A 100K+ Speaker Recognition Corpus and
Open-Set Speaker-Identification Benchmark

Let's Start! See VoxBlink1
The wordcloud is generated by the videos' tags.

About

Important Notice: The released dataset only contains annotation data, including the YouTube links, time stamps and speaker labels. We do not release audio or visual data and it is the user's responsibility to decide whether and how to download the video data and whether their intended purpose with the downloaded data is legal in their country.

10M Utterances

We annotate approximate 10M audio/video segments from videos on YouTube, encompassing various contexts including podcasts, lives, live streaming highlights, etc.

110K+ speakers

Our dataset spans over 15 different language families, boasting multilingual characteristics.

1.6w Hours

The scenarios covered align with real-life situations, and the audio/videos from a single speaker vary over time.

Language Distribution

Explore the lingual characteristics of the VoxBlink2! It's noted that the language labels are derived from the language detection tool of the video tags, so they are not very accurate, just for reference.

# Language Speakers # Language Speakers # Language Speakers
1 English 40000+ 7 Vietnam 1793 13 Japanese 992
2 Portuguese 6227 8 Korean 1544 14 Estonian 725
3 Spanish 6009 9 Italian 1519 15 Norwegian 574
4 Russian 3961 10 French 1503 16 Polish 490
5 Arabic 3467 11 German 1150 17 Tagalog 467
6 Indonesian 1864 12 Turkish 1150 18 Catalan 407

Theme

Explore the Themes of the VoxBlink2!

Publications

Please cite the following if you make use of the dataset.

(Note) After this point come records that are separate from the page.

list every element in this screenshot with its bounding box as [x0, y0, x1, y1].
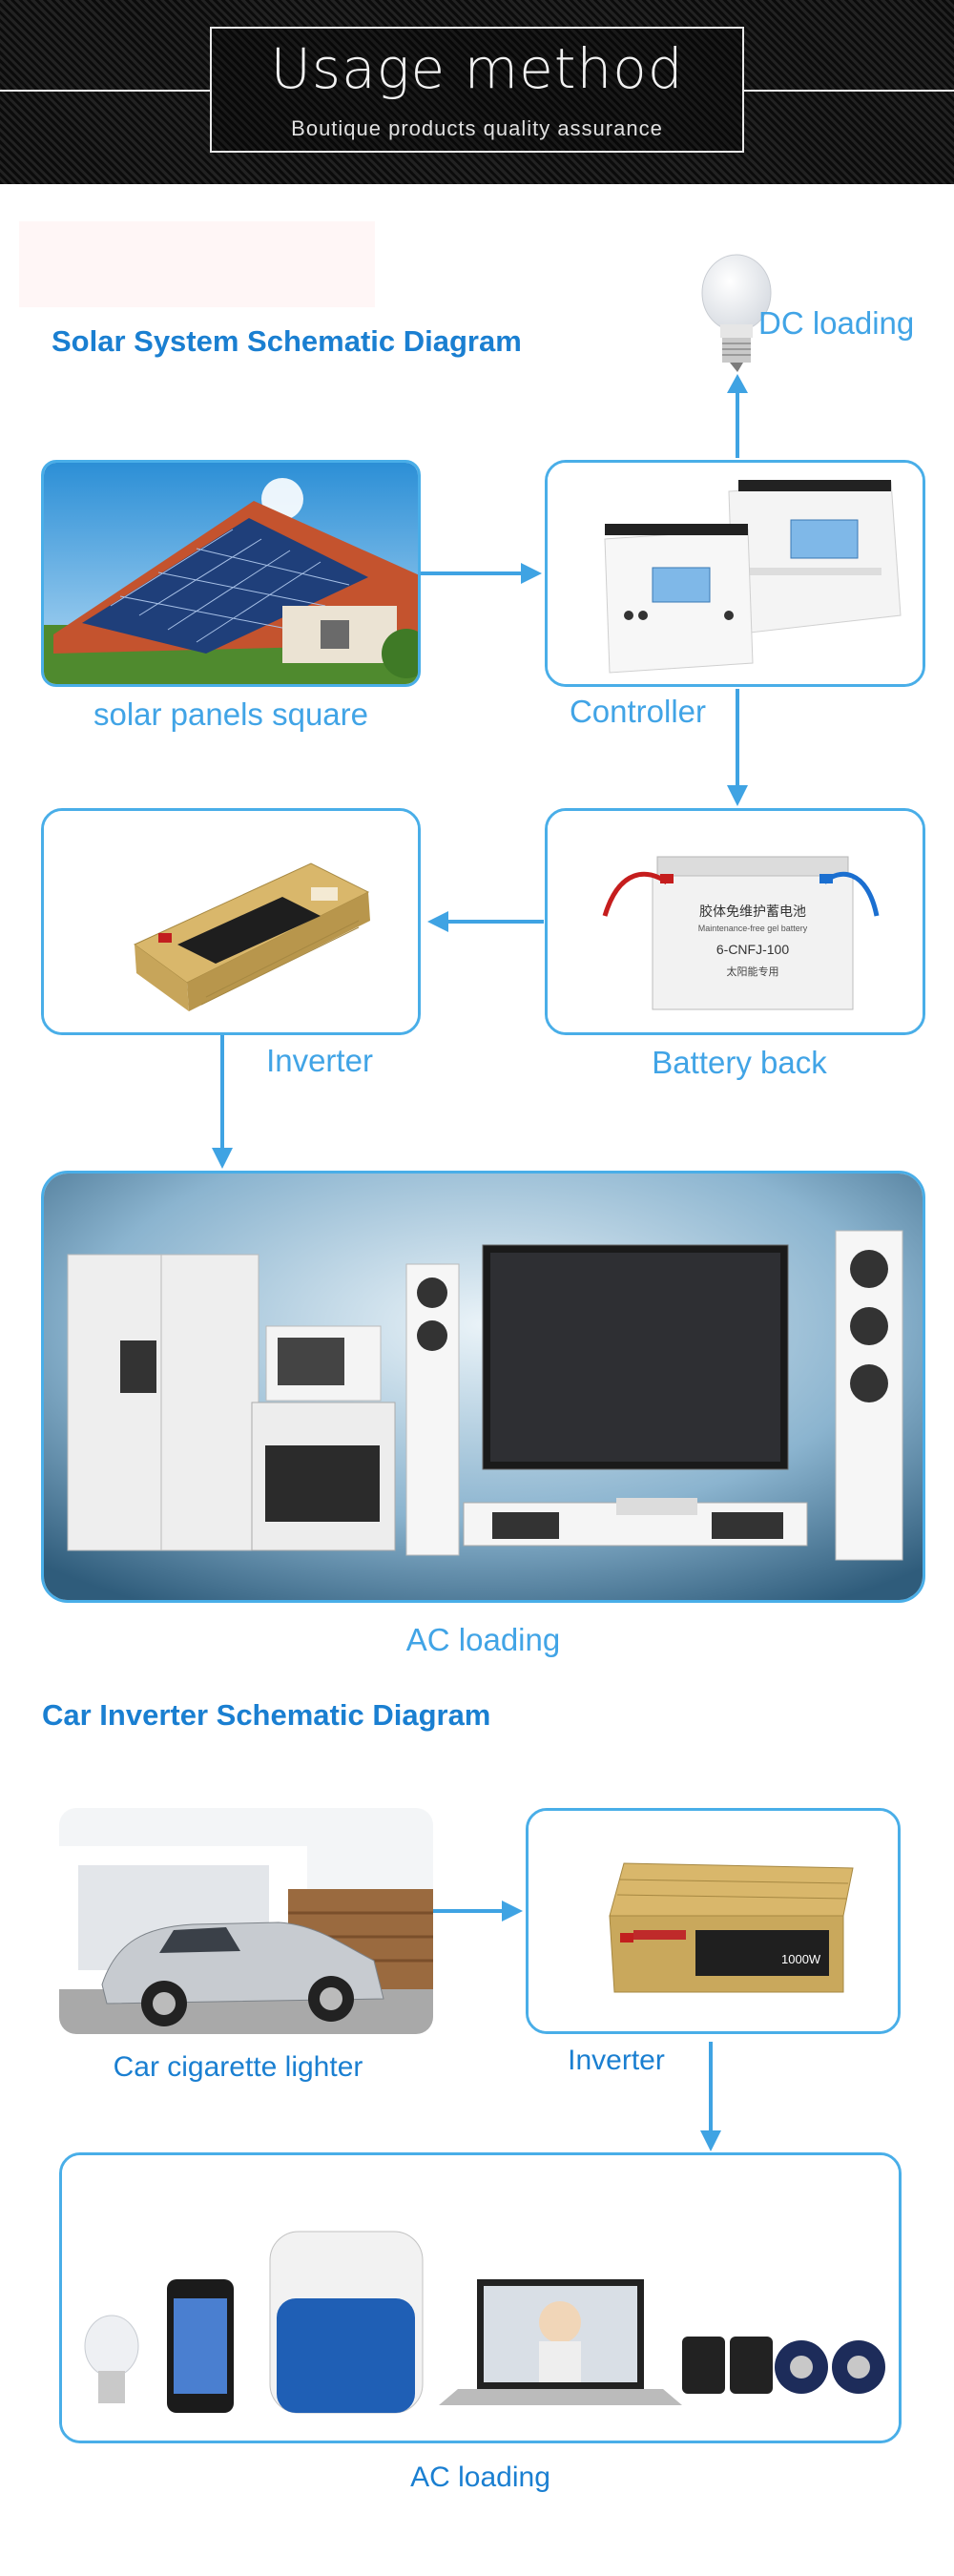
- solar-panels-image: [41, 460, 421, 687]
- solar-section-title: Solar System Schematic Diagram: [52, 324, 522, 358]
- car-ac-appliances-image: [59, 2152, 902, 2443]
- page-title: Usage method: [270, 36, 684, 101]
- battery-label-cn: 胶体免维护蓄电池: [699, 904, 806, 920]
- solar-panels-label: solar panels square: [93, 696, 368, 732]
- car-inverter-image: 1000W: [526, 1808, 901, 2034]
- dc-loading-label: DC loading: [758, 305, 915, 341]
- car-section-title: Car Inverter Schematic Diagram: [42, 1698, 491, 1732]
- battery-model: 6-CNFJ-100: [716, 942, 789, 957]
- battery-label-cn2: 太阳能专用: [727, 965, 779, 978]
- battery-image: 胶体免维护蓄电池 Maintenance-free gel battery 6-…: [545, 808, 925, 1035]
- page-subtitle: Boutique products quality assurance: [291, 116, 663, 140]
- header-banner: Usage method Boutique products quality a…: [0, 0, 954, 184]
- inverter-image: [41, 808, 421, 1035]
- car-inverter-label: Inverter: [568, 2045, 665, 2076]
- car-ac-loading-label: AC loading: [410, 2462, 550, 2493]
- battery-label: Battery back: [652, 1045, 827, 1080]
- blank-banner: [19, 221, 375, 307]
- ac-loading-label: AC loading: [405, 1622, 561, 1657]
- ac-appliances-image: [41, 1171, 925, 1603]
- controller-label: Controller: [569, 694, 707, 729]
- header-rule-right: [744, 90, 954, 92]
- controller-image: [545, 460, 925, 687]
- inverter-label: Inverter: [266, 1043, 373, 1078]
- header-rule-left: [0, 90, 210, 92]
- battery-label-en: Maintenance-free gel battery: [698, 924, 808, 933]
- light-bulb-icon: [701, 254, 772, 372]
- car-inverter-rating: 1000W: [781, 1952, 821, 1966]
- car-lighter-label: Car cigarette lighter: [113, 2051, 363, 2083]
- arrow-up-dc: [727, 374, 748, 393]
- header-title-box: Usage method Boutique products quality a…: [210, 27, 744, 153]
- car-image: [59, 1808, 433, 2034]
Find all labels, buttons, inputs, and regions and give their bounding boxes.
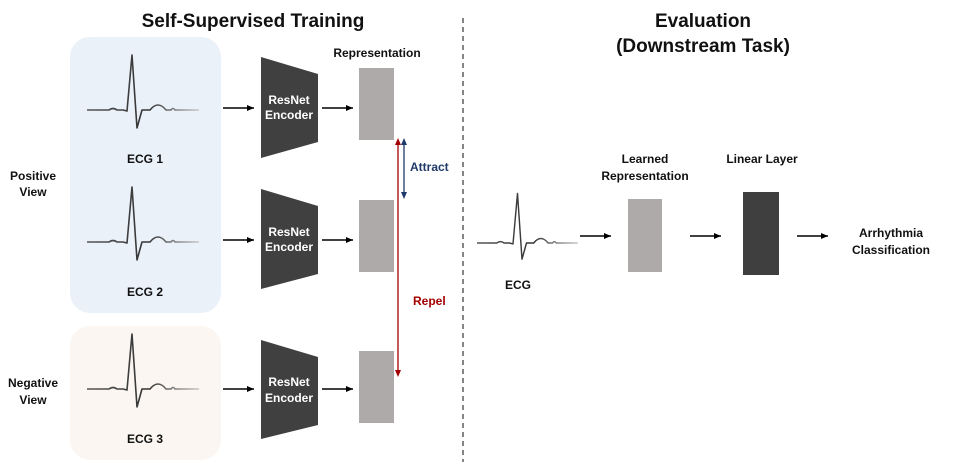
- encoder-1-label-line1: ResNet: [268, 93, 309, 107]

Yuke Lin , Ming Cheng, Fulin Zhang, Yingying Gao, Shilei Zhang, Ming Li

VoxBlink2: A 100K+ Speaker Recognition Corpus and the Open-Set Speaker-Identification Benchmark, INTERSPEECH2024

Bibtex |  Abstract |  PDF  

Guidance

Build your VoxBlink2

Resource

         Following a similar pipeline like the VoxBlink's, the annotation files can be downloaded through here. Apart from annotation files, we also provide the following files:
         1. The meta-informations of videos are saved in ./spk_info, which include upload-time, themes and video tags,etc.
         2. In order to better handle multimodal processing, we provide transcription annotations implemented by Whisper-medium. We will release the ASR predicted transcript with Whisper Large model in the near future.
         3. Different size of speaker models can be downloaded for evaluation , pre-training or leveraging for speaker-related tasks. The largest model performs 0.228% EER on the Vox1-O evaluation set without any post-processing. When incorporating Score-Norm and QMF, 0.17% EER and 0.006% minDCF(ptar=0.01) have been achieved.
         If you find it hard to collect all data, you can make a request on the data resource via Link and we'll decide whether to make an assistance based on your information and purpose.

Execute

         After you download the annotation files, you can follow the guidance in Repo and build your database with vb2_meta.tar.gz. Based on your condition, you can follow the audio-visual or audio-only download recipe to build the corpus.

License

         The open-source resources and the execution scripts are licensed under the CC BY-NC-SA 4.0 for protection. Detailed terms can be found on LICENSE. The license of the model is also CC BY-NC-SA 4.0, no commercial application is allowed, because the model is trained from voxblink2 and voxceleb, in which the data are coming from youtube. If you have some legal concerns of the privacy confliction to use the data, please consult the lawyer in your local region. The metadata provided is accurate as of Feb 2024. We cannot guarantee the availability of videos on the YouTube platform in the future. For YouTube users with concerns regarding their videos' inclusion in our dataset, please contact us via E-mail: 2018302060299@whu.edu.cn or ming.li@whu.edu.cn.

Open-Set Speaker-Identification

         please refer to Repo and follow the guidance for evaluation. Make sure that you have colllected the VoxBlink-clean to obtain the fair results.